Plusieurs d’entre eux souhaiteraient néanmoins se familiariser avec les concepts sous-jacents, sans nécessairement « faire le grand saut ».
L’une des solutions qui s’offre à eux prend appui sur un mode bien connu : la Gérance de construction pour services et construction de type CCDC-5B.
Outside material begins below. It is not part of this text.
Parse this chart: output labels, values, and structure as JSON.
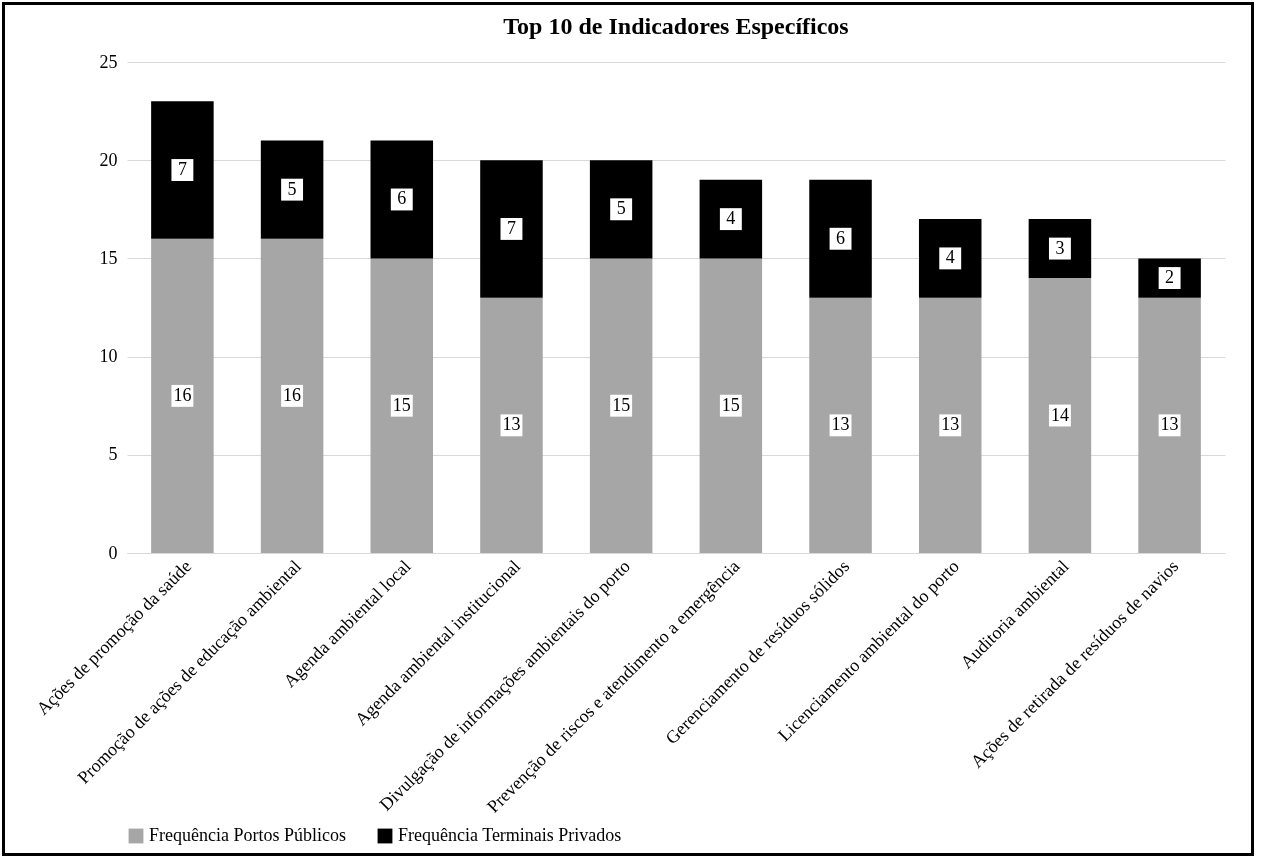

Voici une illustration de la manière dont ce type de contrat peut être paramétré de façon à s’initier à certains principes d’un contrat collaboratif :
- Les Honoraires du gérant de construction sont établis à un montant fixe (article A-5), dont la totalité ou une partie sera « à risque »;
- Les barèmes établis pour le coût de l’ouvrage sont établis en évitant qu’il ne s’y trouve du profit déguisé (article A-7);
- Une contingence est ajoutée à l’estimation de classe A, pour constituer un prix maximum garanti (article A-8.2);
- Les droits de rajustement du prix maximum garanti sont limités, ne tenant compte que des éléments à l’égard desquels les parties n’ont pas établi de contingence, par exemple vis-à-vis des avenants ou directives de modification (CG 6.2 et 6.3);
- Les risques et opportunités relatifs au prix maximum garanti (A-8.3) sont établis d’une manière telle qui la suivante :
- Les économies sont partagées entre les parties (d’une manière cohérente à la valeur des honoraires du gérant de construction qui sont « à risque »);
- Les dépassements (du moins, ceux qui ne sont pas sujets à des droits de rajustements) sont assumés de la manière suivante :
- 100 % par le gérant de construction jusqu’à concurrence de la valeur de ses honoraires « à risque »;
- Puis, une fois cette valeur épuisée :
- Le maître de l’ouvrage supporte les coûts de l’ouvrage (barèmes sans profits déguisés);
- Le gérant de construction ne reçoit pas d’honoraires additionnels sur ces coûts, ou selon le cas, en reçoit une valeur limitée (par exemple, pour tenir compte de ses frais de siège social);
- La phase de la préconstruction doit favoriser la recherche d’économies calendaires ou financières, de même que l’intégration potentielle d’éléments à valeur ajoutée (Annexe A1);
- Les limites de responsabilité peuvent finalement être paramétrées différemment (Partie 12), par exemple afin que les recours entre les parties soient réduits à ceux dont l’ordre public empêcherait l’exonération (faute intentionnelle ou lourde, perte de l’ouvrage, etc.).
Bien entendu, il ne s’agit pas d’une pure et intégrale modélisation de type réalisation de projet intégrée (sous réserve d’y intégrer d’autres acteurs du risque, tels que les professionnels), mais il s’agit certainement d’une manière de se familiariser avec cette approche.